China's "Unrestricted Warfare"

In an attempt to continually broaden the blog’s subject matter (as User81 did with his great article on the ties between Somali piracy and AQ), I wanted to highlight a recent in-depth study of China’s Computer Network Operations (CNO) – aka “Cyber War” – capabilities and strategy. As the WSJ reports in its recent article, the study was commissioned by the bi-partisan U.S.-China Economic and Security Review Commission. The report (see full PDF version here) does a great job of compiling a variety of open-source reporting and interviews to provide a comprehensive look at China’s current Cyber programs and their plan for the way ahead.

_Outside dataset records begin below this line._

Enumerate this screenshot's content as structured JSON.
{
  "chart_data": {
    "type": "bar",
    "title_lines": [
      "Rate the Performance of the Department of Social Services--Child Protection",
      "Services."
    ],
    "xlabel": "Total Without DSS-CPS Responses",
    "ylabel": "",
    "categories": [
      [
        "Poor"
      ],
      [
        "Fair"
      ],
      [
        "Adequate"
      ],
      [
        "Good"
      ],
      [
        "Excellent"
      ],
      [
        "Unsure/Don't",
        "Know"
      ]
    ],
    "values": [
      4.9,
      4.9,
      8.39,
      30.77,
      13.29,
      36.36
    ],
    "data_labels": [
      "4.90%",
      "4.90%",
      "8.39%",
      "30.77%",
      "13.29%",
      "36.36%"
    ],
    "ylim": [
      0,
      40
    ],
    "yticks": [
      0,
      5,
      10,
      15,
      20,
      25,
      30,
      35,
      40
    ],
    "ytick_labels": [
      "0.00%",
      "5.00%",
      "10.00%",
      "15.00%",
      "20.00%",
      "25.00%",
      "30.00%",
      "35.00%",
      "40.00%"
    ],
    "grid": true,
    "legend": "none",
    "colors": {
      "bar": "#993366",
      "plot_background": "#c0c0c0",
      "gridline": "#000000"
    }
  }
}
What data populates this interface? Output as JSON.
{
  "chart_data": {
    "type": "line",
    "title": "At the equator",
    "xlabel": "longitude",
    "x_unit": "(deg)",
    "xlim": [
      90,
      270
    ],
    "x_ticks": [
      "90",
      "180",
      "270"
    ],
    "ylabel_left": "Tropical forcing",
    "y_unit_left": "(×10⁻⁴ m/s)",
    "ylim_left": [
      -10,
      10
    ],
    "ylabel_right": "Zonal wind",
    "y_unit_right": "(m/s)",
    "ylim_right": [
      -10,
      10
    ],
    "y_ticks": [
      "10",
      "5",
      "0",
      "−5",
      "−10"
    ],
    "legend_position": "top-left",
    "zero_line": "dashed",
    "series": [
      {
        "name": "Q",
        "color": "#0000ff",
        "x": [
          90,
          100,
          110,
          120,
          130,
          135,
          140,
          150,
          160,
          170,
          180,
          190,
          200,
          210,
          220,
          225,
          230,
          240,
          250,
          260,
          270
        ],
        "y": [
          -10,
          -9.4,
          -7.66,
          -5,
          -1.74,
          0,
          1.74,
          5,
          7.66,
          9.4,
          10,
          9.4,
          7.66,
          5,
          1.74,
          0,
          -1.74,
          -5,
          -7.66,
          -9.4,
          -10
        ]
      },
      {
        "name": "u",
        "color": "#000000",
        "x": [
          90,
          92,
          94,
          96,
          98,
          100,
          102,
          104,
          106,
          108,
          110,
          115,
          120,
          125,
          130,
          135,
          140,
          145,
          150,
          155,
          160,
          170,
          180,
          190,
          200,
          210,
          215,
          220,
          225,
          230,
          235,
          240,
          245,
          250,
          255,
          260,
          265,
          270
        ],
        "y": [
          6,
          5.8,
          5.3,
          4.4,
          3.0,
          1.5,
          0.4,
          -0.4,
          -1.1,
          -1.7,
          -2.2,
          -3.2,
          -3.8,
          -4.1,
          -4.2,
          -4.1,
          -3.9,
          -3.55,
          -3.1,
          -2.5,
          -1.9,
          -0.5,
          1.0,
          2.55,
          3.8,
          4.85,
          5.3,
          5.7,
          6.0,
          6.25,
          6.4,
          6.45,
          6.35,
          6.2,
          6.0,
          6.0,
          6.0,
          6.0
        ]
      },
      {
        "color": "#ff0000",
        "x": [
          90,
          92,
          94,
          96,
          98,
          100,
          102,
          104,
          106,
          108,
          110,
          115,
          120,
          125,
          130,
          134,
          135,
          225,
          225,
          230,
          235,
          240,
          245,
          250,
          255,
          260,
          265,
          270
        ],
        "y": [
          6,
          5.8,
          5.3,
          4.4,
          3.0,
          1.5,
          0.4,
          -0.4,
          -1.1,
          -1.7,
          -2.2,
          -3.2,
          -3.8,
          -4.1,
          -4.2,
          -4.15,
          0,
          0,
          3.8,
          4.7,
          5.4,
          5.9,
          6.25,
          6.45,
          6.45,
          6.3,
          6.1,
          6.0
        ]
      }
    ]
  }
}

Putting this report in context, China’s cyber efforts should be considered one pillar in its efforts to develop a wide range of asymmetric capabilities that will be able to challenge its enemies who can outmatch them in the conventional realm. In 1999, Chinese COLs Liang and Xiangsui published “Unrestricted Warfare,” which argued that the US has created a self-induced trap by the very dominance of our conventional warfare. They conclude that confronting the US in direct conventional combat would be folly. Instead they recommend developing a strategy that emphasizes the “principle of addition,” advocating combined direct combat through electronic, diplomatic, cyber, terrorist, economic, proxy and propaganda means that exhaust the US system of systems. This 228-page book (translated into English and available here in PDF format)discusses the elements of "beyond-limits combined war" and provides invaluable insight into China’s perspective for the future of warfare. If you are limited on time, read Chapter 8 ("Essential Principles"), which begins on pg. 204 of the PDF. These guys definitely "get it."

As we consider this future, we must continue to develop capabilities and doctrine that address the full range of conventional and asymmetric threats posed by both traditional nation-states (and their proxies i.e. Iran/Syria – Hezbollah) and non-state actors (AQAM, criminal networks, etc).

1 comment:

  1. China may have a long history with insurgency and asymmetrical warfare, but we shouldn't extrapolate that to the entire military just yet. Asymmetric forces aren't very good at going across borders to other nations, nor are they good at policing a nation. Also it should be safe to assume that the Chinese leadership (military and civil) have observed what generally happens to a nation after an insurgency, they end up weakened by such a long war for years after.
    Does this mean that we shouldn't have a program to study potential methods of Chinese insurgents or legal asymmetric forces? No, indeed combining conventional and unconventional tactics should be closely studied. However, don't presume that China's mastered this either, particularly as the nation hasn't actually fought a war in thirty years.